Для верности я еще немного сомневаюсь и разглядываю его со всех сторон, с каких только могу разглядеть.

Твою мать. Леднёв.

Кровь ударяет мне в лицо — чувствую, как загораются щеки, и этот горячий румянец сводит скулы оскоминой.

— Настя, с тобой все нормально? — спрашивает Филипп.

Я и не сомневаюсь, что мое внутреннее состояние отражается на лице.

— Мне очень плохо. Кажется, я сейчас упаду в обморок.

Спасибо, Никита, я до сих пор кидаюсь твоими фразочками, вот и сейчас мне кое-что пригодилось.

Если хочешь соврать — говори правду, всегда советовал он. Голая, неприкрытая правда отталкивает, и в нее труднее поверить, чем в самую наглую ложь.

— Давай уйдем. Ты говорила, что после официальной части мы сможем уйти.

— Рано. Мне еще нужно помелькать, — мое желание побыстрее свалить отсюда снимает как рукой.

— Давай присядем, — Филипп берет меня за локоть, собираясь вывести из зала.

— Нет-нет, просто принеси воды, — киваю на Фуршетный стол.

Спятил, что ли! Я теперь отсюда ни ногой.

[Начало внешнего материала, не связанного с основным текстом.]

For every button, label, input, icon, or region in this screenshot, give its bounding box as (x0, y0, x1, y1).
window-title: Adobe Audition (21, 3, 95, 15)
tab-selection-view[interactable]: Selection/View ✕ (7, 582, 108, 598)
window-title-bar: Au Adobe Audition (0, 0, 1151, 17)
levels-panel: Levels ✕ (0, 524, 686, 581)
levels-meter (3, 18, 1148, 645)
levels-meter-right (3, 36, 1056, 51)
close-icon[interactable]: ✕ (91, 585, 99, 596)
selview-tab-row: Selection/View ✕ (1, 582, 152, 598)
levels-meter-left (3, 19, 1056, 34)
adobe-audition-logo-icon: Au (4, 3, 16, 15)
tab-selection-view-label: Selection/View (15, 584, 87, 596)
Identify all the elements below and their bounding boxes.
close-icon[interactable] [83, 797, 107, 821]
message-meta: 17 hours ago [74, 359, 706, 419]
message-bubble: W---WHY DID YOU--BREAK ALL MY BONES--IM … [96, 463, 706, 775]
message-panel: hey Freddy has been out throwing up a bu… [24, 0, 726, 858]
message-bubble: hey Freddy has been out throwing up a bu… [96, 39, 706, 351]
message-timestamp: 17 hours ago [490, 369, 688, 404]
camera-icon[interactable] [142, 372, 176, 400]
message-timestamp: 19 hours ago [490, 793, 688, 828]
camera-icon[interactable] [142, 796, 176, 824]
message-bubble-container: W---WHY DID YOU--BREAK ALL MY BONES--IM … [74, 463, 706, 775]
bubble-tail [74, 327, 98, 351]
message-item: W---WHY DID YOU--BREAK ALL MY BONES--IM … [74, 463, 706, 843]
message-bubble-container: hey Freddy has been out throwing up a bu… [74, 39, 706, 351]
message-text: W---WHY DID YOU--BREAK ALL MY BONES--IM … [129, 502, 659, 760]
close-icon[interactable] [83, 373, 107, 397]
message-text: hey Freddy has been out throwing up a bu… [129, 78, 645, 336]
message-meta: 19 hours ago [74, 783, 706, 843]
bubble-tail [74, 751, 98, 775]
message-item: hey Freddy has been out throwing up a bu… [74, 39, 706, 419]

В этот момент Никита отрывает взгляд от лица своего собеседника и снова смотрит на меня. Прямо. Зная, на кого смотрит.

Он тоже меня узнал.

Кто ты?

Не пойму, с кем он стоит, не знаю этих мужчин. Знаю многих, но не всех. Список приглашенных вообще не моя вотчина. Знаю, что обычно, кроме видных бизнесменов, на такие мероприятия приглашают и силовиков тоже. МВД, ФСБ, МЧС, прокуратура. Отдельных их представителей, так сказать, для работы с контингентом.

Что ты здесь делаешь, Леднёв?

Я мысленно обругала себя за то, что отправила Колю к стоматологу и приволокла с собой Филиппа. Сейчас бы я уже откомандировала Буркова с секретным заданием.

— Настя, — Филипп принес мне воды.

Какой расторопный, черт тебя подери. А я только придумала, как подкатить к этим двум мужикам и деликатно увести с собой Леднёва. На пару слов. Это нормально. Я женщина деловая. Я тут со многими разговариваю.

Филипп что-то спрашивает, но я ничего не могу ответить. Не соображаю, что отвечать, потому что серо-зеленые глаза из-за его спины теперь смотрят на меня, не отрываясь. Дышать становится все труднее. Но сил отвести взгляд не хватает. Это продолжается, пока лицо Никиты не покрывается румянцем, который, словно выплеснувшись из-под ворота темной рубашки, неровно заливает шею и нижнюю челюсть. Я впиваюсь взглядом в его побагровевшую шею и строго очерченные скулы. То ли что-то новое ищу в его лице, то ли что-то хорошо мне знакомое…

— Что ты говорил? Прости, задумалась, — наконец, проговариваю я, когда Филипп начинает оглядываться, ища причину моей внезапной рассеянности.

— Даша решила изучать японский язык, ищу приличную языковую школу, но меня это беспокоит.

— Почему?

— Ну… — чуть пожимает плечами, — все эти… эмо…

— Перестань, — успокаиваю его, проявляя чудеса сообразительности, — Даша хорошая девочка. Она просто любит японский стиль и японскую культуру, поэтому хочет изучать японский язык, чтобы быть ко всему этому ближе. Она не увлекается той чушью, о которой ты говоришь. Хочешь, я поговорю с ней? Узнаю, что и как.

— Да. Хочу, — говорит с явным облегчением.

Про престарелого любовника я, конечно, вчера загнула. Филипп седой, но не старый. Он по-мужски красив. У него короткие серо-стальные волосы, аккуратная борода и темные глаза. Ему всего сорок четыре, он меня на десять лет старше, и он из тех мужчин, которые рано седеют. Седина придает ему особый шарм. У него за плечами неудачный брак, от которого осталось двое прекрасных детей. Сын и дочь.

Снова глянув вперед, я понимаю, что пока разговаривала с Филиппом, Леднёв куда-то испарился.

— Ты кого-то ищешь? Хочешь с кем-то поговорить? — интересуется Филипп, замечая, что я ищу кого-то глазами.

— Хотела, но это неважно, — разумеется, нахожу, как отделаться от этого неудобного вопроса.

— Тогда пойдем отсюда. — Он твердо подталкивает меня к выходу, и на этот раз у меня нет причин отказываться.

Остынь, Настя, приказываю я себе. Остынь!

Меня рвет от противоречий. И от радости, и от страха, и от какого-то непонятного отчаяния. Меня просто разрывает на куски, и в этот момент я почему-то ненавижу Филиппа. Я готова его убить, будто он причина всех моих бед.

Остынь, Настя, проговариваю, как заклинание, но это не помогает.

Остынь — пока надеваю пальто.

Остынь — пока мы едем к Филиппу.

Остынь — пока пью теплое красное вино.